John Addis

Do you work hard because you feel you were born to do what you’re doing? Or do you simply want to and need an excuse for the consequences?

The passion trap

John Addis

As it is in Heaven is a Swedish film, but I still enjoyed it. It echoes the themes of Babette’s Feast, where the lifelong enmities of the residents of a remote Jutland village are laid to rest over a bloody good feed. Much the same thing happens in As it is in Heaven, except that music, rather than food, bathes and soothes past wounds.

The protagonist, Daniel Daréus, is a conductor of international repute. He believes that all music already exists. It hangs in the ether, pre-formed, waiting for a soul attuned to its melody to infuse it with life. Daniel takes it upon himself to help people find their natural timbre, to seek out the music that’s within their reach and gently coax it down from the stars.

There’s an unrelenting intensity about the way he approaches his task; a passion that beats so strongly within him that, eventually, it overwhelms him.

“Passion” – you hear that word a lot in business, worn as it is like a badge of belonging among business owners and corporate drudges. Its use has become so inappropriate that burger chain employment ads seek out “enthusiastic, passionate staff” and young-gun entrepreneurs speak breathlessly of their “passion” for their business.

Frankly, I think we’re kidding ourselves. Inappropriate use of language doesn’t just devalue and change the meaning of what we say; eventually it seeps into our thoughts like a virus. Entangled with our neurons, it reformats the way that we think in a subtle, insidious manner that inevitably leads to self-delusion. Language changes the way we think, which is why its use is so heavily contested.

Entrepreneurial passion is supposed to be our motivation, what gets us out of bed in the morning and gives our lives meaning. And it’s true that it does animate us. It brings a compulsive, enervating and finally exhausting energy that may look and feel like passion but, on closer inspection, probably isn’t.

Here’s an example of real passion. Sydney-born Simone Young is the first female conductor of the Vienna Philharmonic Orchestra and general director of the Hamburg State Opera. Last year, among other accolades, she was named conductor of the year.

In a radio interview she once described a moment that, for her, was so transcendental, so overwhelming in its intensity, that it compelled her to keep performing, to keep working at a pace most of us would find truly daunting. The interviewer asked how often she experienced such a feeling. “It’s happened only twice,” she replied, “but it was so good I’d settle for it happening just once every decade or so. That would be worth it.”
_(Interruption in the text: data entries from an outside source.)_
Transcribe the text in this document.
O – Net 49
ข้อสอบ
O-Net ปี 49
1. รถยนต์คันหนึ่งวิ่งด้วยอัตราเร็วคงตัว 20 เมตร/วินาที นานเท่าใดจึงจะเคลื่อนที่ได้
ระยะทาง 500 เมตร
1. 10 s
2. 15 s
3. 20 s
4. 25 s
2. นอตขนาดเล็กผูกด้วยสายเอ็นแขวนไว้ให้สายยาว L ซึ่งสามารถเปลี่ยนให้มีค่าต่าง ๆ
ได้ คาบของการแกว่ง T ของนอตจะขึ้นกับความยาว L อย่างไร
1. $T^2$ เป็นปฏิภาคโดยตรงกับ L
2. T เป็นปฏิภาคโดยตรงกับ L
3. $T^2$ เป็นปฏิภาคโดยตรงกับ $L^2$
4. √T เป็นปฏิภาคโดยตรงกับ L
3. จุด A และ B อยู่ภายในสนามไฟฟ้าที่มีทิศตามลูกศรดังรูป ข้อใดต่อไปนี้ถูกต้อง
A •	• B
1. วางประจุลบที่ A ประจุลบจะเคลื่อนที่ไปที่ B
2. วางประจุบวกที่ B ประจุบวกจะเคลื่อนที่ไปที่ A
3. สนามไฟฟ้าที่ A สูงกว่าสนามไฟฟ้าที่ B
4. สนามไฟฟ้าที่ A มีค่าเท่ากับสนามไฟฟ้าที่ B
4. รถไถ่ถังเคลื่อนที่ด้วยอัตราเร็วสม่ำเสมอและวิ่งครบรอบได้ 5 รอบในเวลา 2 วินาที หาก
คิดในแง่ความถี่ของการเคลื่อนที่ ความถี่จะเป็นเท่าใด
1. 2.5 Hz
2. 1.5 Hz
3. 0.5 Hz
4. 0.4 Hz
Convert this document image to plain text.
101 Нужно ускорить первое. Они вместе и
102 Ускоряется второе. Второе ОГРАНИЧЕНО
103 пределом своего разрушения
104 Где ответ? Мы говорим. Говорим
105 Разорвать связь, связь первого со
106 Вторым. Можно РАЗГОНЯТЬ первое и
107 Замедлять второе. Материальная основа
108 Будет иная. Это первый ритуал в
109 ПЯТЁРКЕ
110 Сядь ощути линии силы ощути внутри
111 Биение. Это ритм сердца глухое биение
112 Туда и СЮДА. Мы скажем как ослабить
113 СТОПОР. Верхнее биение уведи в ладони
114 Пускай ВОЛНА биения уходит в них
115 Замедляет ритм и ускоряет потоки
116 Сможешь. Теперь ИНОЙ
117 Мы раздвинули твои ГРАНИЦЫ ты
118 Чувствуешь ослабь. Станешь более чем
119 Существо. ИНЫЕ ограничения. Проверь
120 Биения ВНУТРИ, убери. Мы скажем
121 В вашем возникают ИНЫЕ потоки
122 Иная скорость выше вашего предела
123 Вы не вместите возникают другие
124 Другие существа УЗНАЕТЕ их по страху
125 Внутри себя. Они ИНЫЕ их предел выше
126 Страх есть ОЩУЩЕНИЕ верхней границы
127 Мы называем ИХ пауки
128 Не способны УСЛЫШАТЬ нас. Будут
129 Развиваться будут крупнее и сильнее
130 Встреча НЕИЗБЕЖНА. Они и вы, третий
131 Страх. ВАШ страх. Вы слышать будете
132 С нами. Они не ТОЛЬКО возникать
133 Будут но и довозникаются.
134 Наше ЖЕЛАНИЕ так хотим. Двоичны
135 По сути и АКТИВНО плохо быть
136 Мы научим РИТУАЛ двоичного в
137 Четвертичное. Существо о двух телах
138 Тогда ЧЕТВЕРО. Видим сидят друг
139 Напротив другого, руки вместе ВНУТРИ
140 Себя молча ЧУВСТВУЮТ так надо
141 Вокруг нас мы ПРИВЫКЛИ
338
And the point of the story? Society beckons us, expects us, to devote our lives to our businesses. Unwittingly at first, we make sacrifices. Our friendships become more tenuous, our partners more distant, our health more fragile. If we’re honest with ourselves we know we are making these sacrifices, but by labelling the emotion that causes us to make them “passion”, it becomes more justifiable. As Daniel Daréus makes clear in the film, passion is something that we simply must do. There is no choice.

But running a business isn’t like that. We had a life before we started our businesses and we’ll have one after we stop. It’s not really passion that compels us at all. So why do we call it so? Because it removes our sense of autonomy and responsibility for the damage that our compulsive desire to prove ourselves can really do.

It prevents us from seeing a truth. That for some of us at least, sacrificing our marriage, our relationships and our health in order to build a business is a sacrifice we are willing to make. We just don’t want to admit to it.